Uganda’s government is negotiating with an investment company led by a member of Dubai’s royal family to develop a $4bn (£3.1bn) oil refinery.
The United Arab Emirate’s Alpha MBM Investments LLC was chosen by Uganda from five companies that submitted bids for the project, Energy and Mineral Development Minister Ruth Nankabirwa told the BBC Newsday programme.
The two parties are expected to reach a deal within three months.
“We hope they are not going to spend a lot of time looking for money because they indicated that it’ll be possible to get the money and the technology that we need that will be able to help us get our crude oil refined, taking care of the environmental requirements,” Ms Nankabirwa said.
The minister told Newsday that regulations will be established to reduce the project’s emissions and minimise its environmental harm.
The government has said the refinery will help Uganda process some of its crude oil commercially, as part of what officials say is $20bn worth of investments in the sector.

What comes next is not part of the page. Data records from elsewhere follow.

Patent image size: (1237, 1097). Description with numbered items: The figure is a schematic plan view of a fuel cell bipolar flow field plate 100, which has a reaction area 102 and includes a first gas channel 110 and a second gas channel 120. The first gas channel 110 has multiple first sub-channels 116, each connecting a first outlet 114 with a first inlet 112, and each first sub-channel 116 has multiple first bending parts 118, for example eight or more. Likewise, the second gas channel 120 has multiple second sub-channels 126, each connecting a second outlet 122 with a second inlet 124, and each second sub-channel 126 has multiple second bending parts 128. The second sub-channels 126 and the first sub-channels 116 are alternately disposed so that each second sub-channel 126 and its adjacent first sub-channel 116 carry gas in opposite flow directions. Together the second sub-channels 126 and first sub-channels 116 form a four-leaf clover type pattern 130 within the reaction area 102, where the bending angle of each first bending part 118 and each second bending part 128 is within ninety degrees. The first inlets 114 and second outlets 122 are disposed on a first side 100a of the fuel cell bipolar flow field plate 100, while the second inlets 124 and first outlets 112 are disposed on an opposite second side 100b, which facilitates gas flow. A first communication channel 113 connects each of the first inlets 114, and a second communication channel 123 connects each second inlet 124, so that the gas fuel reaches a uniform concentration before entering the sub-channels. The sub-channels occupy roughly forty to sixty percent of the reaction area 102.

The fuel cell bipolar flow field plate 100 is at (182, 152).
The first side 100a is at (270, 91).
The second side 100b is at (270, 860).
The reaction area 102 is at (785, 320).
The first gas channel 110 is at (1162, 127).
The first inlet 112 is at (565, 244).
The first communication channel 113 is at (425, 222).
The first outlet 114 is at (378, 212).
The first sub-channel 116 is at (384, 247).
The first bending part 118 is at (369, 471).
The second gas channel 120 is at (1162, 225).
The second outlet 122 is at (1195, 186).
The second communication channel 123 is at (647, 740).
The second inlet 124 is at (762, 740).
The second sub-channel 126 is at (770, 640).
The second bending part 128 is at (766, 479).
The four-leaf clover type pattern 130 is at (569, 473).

The country expects to start pumping crude oil commercially in 2025.
“Already, the investments that have been put in place so far have contributed a great deal to the economy of the country – about $8.6bn – and we are expecting to get more than that in this period, between $20bn-$25bn,” Ms Nankabirwa told Newsday.
Uganda is in the early stages of developing another oil project – a 1,443km (896-mile) pipeline to transport crude oil for export from Western Uganda to Tanzania’s Tanga port.